July 21, 2023
Early wean calves to reduce cow herd nutrient needs to match drought-limited feed resources, says Patrick Davis, University of Missouri Extension livestock field specialist. In addition, early weaning can improve calf performance because calves are put on a more nutritious diet following weaning.
Davis discusses strategies to help cattle producers be successful in early weaning calves:
“Age is a consideration when early weaning calves,” says Davis. Calves have been weaned as early as 60 days, but this is usually not practical in most beef cattle operations. Davis suggests it is more practical to early wean calves at approximately 120 days of age, which is right now for most spring-calving cows.
“Getting calves to consume their feed ration as quick as possible once they are weaned is key to a successful early weaning program,” he says. One way to aid in this is creep feeding the calves three to four weeks before weaning to get them adapted to a diet similar to their weaning diet.
In addition, top-dressing the initial calf weaning diet with good quality hay for the first three to five days may help the calves improve diet consumption more quickly after weaning. Once calves are properly consuming the weaning diet, daily consumption should be from 2.75% to 3.25% of their body weight.
“Early weaning calves requires more attention to detail when it comes to developing a feeding program,” says Davis. Diets need to be palatable, free of dust and formulated to meet all the calf’s nutrient needs.
Adding water or liquid supplements such as molasses to the diet will help with dust control, reduce sorting and, in the case of the latter, improve palatability. Make sure calves have free choice access to a mineral, trace mineral and vitamin supplement formulated to meet their needs. Davis suggests visiting with your local MU Extension livestock specialist to help develop a proper feeding program for your early weaned calves.
“Proper animal management and weaning area setup aids in a successful early weaning program,” he says. Sort calves and allocate them to the weaning areas based on size to cut down on competition during feeding. Since newly weaned calves like to walk the fence line, Davis urges putting the water and feed there to aid in those calves’ intake of these things. Make sure water is cold and clean. Water equipment should be cleaned regularly. Davis suggests that calf weaning areas be small and have proper shelter and dust control.
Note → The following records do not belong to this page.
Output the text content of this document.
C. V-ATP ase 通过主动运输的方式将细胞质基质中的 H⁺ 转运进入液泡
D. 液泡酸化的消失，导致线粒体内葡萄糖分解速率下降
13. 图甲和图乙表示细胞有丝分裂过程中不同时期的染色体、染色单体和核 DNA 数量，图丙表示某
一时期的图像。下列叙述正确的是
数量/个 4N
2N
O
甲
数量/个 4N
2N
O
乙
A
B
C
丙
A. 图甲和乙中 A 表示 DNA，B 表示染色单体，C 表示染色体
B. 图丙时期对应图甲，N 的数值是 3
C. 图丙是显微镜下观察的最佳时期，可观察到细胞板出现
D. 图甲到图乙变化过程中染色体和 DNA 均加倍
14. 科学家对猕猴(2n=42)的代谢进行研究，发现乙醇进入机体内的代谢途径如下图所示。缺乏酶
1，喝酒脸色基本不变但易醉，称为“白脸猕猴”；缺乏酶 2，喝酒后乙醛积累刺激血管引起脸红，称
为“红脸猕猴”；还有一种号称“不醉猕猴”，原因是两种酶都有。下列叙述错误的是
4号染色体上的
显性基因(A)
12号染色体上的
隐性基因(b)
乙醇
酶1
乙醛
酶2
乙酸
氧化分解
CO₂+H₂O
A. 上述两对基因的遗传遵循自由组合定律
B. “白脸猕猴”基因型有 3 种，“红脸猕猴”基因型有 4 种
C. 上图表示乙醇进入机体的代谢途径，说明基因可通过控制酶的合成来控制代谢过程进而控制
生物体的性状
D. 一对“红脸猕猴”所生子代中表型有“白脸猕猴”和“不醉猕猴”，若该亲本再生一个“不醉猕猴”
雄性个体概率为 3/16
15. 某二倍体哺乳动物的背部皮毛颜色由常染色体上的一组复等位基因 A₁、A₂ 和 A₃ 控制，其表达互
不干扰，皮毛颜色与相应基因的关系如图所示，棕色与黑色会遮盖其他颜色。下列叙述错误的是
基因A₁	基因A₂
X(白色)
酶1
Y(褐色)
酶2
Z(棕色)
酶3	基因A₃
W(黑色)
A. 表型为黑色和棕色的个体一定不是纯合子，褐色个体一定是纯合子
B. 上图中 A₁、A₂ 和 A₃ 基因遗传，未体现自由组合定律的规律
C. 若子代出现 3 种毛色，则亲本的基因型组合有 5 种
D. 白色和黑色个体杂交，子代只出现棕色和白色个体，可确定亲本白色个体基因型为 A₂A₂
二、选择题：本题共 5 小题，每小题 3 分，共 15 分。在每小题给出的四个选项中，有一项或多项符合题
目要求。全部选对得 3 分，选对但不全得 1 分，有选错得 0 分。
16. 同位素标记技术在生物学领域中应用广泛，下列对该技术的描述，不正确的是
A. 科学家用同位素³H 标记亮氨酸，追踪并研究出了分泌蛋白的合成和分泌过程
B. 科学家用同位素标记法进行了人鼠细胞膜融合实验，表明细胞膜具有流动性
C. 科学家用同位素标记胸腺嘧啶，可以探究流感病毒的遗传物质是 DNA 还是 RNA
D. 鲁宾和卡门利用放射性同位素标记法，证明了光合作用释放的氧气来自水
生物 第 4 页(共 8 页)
“A proper cattle operation health program is important to cut down on morbidity and mortality of early weaned calves,” says Davis. He urges consultation with your local large-animal veterinarian and developing a proper health program for your cattle operation before early weaning calves. Some things that should be considered in the program:
Process calves, which includes tagging, branding and castration at least 14 days prior to weaning.
Provide proper internal and external parasite control, including fly control.
Provide proper vaccinations prior to weaning.
Monitor calves daily for symptoms of respiratory disease, digestive disturbances, scours, coccidiosis and reduction of dietary intake; work with your veterinary to treat these symptoms.
“One benefit that early weaning does to a cattle operation is improve forage availability to cows,” says Davis. As the rains come, the forage will begin to regrow. Davis urges early weaning calves to improve forage resources for the cow herd as we move into fall and winter.